The Illinois Society of Acupuncturists, which opposed the bill, in a statement said the training that would have allowed people to perform the five-needle protocol isn’t equivalent to the level of training from a specialist.
“True health care equity is not achieved by cutting corners or diluting professional qualifications — it is achieved by ensuring that every patient, regardless of background, receives the same high standard of care. Lowering these standards in the name of access benefits no one; rather, it risks further marginalizing the very communities this bill claims to serve,” the group said.
Jiménez says the bill won’t advance during this legislative session, but she is requesting a hearing and will push to bring the bill back during the next session. She is working with a coalition of workers in the mental health and harm reduction fields.
“We try to keep that memory alive and the spirit alive in so many different ways in this community, especially in Humboldt Park,” Jiménez says, about the Young Lords. “I felt very connected to it right away.”
The Young Lords and Black Panthers worked to find ways to deal with generational trauma, she says. “So many of us are trying to learn and kind of break away from the negative aspects but also still hold onto our culture.”
Diane McKenzie, a nurse practitioner and advocate of the treatment, says she envisions people being trained so they can work with patients in spaces like community centers and churches. She says it can also be useful for people with high-stress jobs, such as first responders.
“What they found when they put this in programs, that people were able to sleep, they were able to rest, and it decreased cravings,” McKenzie says.
Max Byrne, 23, of Evanston, considered going through training to become a practitioner if the law changed. He joined the Evanston group in January after a friend told him about it.

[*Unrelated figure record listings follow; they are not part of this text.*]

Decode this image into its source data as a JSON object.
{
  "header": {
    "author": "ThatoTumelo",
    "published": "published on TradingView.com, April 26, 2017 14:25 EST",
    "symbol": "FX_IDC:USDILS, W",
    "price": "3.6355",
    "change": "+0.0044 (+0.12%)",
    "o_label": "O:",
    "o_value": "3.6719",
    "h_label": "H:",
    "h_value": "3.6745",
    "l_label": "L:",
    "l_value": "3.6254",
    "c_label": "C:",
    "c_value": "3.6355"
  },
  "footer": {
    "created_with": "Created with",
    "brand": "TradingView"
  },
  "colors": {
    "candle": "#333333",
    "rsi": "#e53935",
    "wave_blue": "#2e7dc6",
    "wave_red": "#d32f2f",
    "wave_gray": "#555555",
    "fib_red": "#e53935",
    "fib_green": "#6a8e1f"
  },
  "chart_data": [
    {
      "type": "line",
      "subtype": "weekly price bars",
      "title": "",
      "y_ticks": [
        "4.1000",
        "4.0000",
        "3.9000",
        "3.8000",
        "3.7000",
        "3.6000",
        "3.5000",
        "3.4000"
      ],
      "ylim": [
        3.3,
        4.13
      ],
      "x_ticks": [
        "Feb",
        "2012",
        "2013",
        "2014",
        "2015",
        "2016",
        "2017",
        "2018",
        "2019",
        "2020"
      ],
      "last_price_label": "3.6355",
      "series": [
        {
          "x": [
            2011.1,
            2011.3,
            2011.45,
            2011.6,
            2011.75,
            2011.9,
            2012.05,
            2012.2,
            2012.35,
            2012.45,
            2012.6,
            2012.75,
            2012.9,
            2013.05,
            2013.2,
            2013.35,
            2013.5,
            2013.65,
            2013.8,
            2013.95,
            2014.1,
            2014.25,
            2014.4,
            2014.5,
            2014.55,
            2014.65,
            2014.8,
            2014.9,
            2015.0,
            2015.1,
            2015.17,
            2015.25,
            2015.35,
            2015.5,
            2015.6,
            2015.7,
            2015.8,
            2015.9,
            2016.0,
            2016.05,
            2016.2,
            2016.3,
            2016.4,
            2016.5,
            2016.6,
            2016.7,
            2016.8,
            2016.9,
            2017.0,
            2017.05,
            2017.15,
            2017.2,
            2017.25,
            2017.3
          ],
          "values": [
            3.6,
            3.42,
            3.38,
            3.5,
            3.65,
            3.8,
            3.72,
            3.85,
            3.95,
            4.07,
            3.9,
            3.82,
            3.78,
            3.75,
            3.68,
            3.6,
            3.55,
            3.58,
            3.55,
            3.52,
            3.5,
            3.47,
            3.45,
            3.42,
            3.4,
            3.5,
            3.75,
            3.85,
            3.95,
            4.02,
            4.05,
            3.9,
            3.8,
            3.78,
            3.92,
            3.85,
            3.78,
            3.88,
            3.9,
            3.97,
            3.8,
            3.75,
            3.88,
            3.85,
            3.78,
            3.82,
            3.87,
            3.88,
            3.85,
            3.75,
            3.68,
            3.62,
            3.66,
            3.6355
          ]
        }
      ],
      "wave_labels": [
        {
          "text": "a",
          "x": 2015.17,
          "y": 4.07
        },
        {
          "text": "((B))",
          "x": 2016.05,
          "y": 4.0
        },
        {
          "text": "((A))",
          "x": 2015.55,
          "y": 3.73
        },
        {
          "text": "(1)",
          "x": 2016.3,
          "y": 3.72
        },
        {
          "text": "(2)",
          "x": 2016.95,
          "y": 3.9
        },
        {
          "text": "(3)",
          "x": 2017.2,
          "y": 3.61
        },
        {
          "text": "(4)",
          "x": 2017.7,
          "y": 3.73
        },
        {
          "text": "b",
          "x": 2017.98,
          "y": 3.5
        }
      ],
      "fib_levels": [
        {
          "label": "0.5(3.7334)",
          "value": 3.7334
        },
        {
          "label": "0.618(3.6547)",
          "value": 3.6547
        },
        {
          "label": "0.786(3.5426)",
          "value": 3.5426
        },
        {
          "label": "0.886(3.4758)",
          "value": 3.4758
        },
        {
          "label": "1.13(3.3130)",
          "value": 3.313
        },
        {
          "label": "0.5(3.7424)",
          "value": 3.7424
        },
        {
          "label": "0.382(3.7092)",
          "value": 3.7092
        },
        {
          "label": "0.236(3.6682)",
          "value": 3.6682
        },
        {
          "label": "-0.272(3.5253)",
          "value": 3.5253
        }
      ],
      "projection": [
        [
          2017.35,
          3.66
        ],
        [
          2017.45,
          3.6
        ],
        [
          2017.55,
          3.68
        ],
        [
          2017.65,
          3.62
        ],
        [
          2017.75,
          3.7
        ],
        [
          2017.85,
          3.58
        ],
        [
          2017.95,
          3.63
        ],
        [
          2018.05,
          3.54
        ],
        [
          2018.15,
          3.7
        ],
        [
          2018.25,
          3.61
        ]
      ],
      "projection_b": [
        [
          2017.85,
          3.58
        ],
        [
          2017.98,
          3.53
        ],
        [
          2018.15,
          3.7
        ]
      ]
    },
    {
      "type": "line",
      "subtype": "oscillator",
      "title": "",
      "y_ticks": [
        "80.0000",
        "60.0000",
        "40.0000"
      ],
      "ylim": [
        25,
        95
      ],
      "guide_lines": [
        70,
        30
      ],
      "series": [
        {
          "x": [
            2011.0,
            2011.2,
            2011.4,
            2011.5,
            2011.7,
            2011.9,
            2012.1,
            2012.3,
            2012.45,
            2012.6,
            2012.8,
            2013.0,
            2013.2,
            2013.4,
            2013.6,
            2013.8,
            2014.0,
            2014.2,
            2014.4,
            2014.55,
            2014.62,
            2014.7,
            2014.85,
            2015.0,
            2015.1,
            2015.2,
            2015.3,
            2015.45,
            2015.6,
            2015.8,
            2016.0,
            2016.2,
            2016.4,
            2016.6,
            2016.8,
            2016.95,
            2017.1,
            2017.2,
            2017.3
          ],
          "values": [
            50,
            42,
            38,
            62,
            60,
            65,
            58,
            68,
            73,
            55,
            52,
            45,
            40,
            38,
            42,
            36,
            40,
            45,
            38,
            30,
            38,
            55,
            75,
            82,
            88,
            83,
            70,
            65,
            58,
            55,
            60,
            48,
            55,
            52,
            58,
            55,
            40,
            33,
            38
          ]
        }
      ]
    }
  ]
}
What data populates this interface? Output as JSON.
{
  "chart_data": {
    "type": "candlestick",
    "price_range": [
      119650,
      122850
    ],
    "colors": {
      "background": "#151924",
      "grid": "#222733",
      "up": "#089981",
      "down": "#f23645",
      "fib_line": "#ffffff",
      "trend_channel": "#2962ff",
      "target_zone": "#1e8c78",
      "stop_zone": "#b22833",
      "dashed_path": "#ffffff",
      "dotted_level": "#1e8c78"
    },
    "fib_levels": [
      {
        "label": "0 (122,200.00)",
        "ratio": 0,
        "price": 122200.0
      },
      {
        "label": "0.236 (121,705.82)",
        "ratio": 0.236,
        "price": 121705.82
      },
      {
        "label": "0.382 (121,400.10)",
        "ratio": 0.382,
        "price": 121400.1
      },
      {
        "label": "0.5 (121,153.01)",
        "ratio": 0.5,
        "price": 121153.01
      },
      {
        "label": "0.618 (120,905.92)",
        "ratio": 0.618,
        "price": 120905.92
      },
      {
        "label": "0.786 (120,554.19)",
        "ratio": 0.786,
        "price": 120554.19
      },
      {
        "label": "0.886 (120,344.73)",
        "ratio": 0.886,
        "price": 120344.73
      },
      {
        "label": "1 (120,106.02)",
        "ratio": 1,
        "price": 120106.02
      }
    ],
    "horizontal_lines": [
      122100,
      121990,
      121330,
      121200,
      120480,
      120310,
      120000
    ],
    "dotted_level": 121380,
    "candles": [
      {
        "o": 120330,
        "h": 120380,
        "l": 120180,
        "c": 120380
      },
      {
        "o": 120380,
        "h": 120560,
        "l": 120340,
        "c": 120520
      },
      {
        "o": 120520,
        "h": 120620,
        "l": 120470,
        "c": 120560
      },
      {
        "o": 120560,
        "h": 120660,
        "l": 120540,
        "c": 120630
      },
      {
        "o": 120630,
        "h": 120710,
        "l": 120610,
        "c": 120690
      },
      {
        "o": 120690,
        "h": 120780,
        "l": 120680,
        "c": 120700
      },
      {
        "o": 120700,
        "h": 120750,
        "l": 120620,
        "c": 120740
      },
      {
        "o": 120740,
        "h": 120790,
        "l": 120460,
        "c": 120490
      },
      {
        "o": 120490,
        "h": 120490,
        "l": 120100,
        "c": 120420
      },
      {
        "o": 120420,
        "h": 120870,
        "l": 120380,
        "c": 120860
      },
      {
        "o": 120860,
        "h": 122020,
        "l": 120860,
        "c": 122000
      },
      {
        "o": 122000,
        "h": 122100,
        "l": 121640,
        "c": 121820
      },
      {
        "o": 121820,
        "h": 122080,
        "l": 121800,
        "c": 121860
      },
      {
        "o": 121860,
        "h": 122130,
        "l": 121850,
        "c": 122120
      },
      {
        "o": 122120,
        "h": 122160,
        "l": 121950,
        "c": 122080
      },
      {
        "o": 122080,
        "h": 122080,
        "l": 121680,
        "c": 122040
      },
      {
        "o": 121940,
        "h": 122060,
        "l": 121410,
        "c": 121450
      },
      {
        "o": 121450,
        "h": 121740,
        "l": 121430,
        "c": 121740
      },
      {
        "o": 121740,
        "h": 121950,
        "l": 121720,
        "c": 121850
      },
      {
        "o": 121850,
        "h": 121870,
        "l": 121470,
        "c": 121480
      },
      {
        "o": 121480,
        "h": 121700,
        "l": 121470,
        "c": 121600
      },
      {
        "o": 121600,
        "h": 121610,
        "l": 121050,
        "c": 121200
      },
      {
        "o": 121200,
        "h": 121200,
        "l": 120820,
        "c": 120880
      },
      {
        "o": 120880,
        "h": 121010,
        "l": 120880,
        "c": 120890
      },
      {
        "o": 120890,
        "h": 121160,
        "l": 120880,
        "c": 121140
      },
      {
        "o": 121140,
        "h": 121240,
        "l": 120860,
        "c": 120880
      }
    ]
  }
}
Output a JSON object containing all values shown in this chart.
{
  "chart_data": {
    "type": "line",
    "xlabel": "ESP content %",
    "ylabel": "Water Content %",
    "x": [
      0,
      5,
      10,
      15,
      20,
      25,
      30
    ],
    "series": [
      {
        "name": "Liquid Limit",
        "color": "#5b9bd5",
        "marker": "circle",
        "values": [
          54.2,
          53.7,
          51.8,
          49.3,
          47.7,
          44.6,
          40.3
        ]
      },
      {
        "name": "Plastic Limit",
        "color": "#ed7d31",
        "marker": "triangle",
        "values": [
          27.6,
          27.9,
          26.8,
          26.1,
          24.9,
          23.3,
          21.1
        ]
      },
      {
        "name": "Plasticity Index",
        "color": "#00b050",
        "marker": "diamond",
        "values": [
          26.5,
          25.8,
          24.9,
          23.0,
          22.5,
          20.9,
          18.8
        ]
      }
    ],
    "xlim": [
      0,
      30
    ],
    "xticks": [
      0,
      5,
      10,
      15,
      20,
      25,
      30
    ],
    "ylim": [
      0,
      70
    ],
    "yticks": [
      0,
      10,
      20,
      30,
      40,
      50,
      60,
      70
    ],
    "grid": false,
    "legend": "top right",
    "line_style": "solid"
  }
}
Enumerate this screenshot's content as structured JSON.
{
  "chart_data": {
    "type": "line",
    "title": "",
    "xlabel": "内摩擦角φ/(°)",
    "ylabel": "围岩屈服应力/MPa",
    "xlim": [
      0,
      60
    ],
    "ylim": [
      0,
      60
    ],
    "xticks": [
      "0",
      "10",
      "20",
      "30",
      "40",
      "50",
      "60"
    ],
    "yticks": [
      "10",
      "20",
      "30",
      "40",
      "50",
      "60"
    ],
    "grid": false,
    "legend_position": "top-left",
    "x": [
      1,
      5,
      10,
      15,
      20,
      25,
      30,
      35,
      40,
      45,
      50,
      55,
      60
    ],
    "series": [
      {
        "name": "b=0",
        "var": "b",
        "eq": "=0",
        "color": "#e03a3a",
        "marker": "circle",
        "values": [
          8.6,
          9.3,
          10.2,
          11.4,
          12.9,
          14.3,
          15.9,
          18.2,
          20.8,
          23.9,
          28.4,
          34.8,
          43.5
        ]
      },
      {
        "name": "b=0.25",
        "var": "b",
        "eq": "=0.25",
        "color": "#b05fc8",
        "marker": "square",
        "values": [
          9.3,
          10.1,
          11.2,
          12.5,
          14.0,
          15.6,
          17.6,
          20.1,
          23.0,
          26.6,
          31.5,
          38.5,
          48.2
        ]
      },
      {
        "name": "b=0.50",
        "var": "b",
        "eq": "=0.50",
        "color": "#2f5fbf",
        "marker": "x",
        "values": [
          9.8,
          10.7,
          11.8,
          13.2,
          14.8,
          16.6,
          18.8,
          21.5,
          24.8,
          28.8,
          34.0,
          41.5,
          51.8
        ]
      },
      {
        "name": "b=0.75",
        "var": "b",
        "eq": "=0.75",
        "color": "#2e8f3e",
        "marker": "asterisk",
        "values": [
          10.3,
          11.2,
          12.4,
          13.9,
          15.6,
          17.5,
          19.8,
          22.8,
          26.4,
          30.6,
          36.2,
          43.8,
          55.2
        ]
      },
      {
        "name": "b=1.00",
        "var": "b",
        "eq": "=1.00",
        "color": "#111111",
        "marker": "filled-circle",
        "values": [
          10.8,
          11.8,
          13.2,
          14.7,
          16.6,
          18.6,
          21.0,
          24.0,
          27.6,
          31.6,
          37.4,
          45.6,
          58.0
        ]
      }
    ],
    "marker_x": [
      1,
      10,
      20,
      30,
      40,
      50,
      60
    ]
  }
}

“After seeing the benefits for my mental health and coming here, I have a lot of hope that this could be used to help people in crisis, like, perhaps, with physical issues and also with mental issues,” Byrne says. “I think something like this could really go a long way for helping people or to keep people a little bit more stable so it doesn’t come to the point of crisis.”
Byrne lives with chronic pain and almost immediately started to notice differences in his health.
“I was shocked at how much that was able to do for me,” Byrne says. “I take both prescription pain medication and also over-the-counter [medication], but since I’ve started this treatment, I’ve been able to significantly reduce the pain medications.”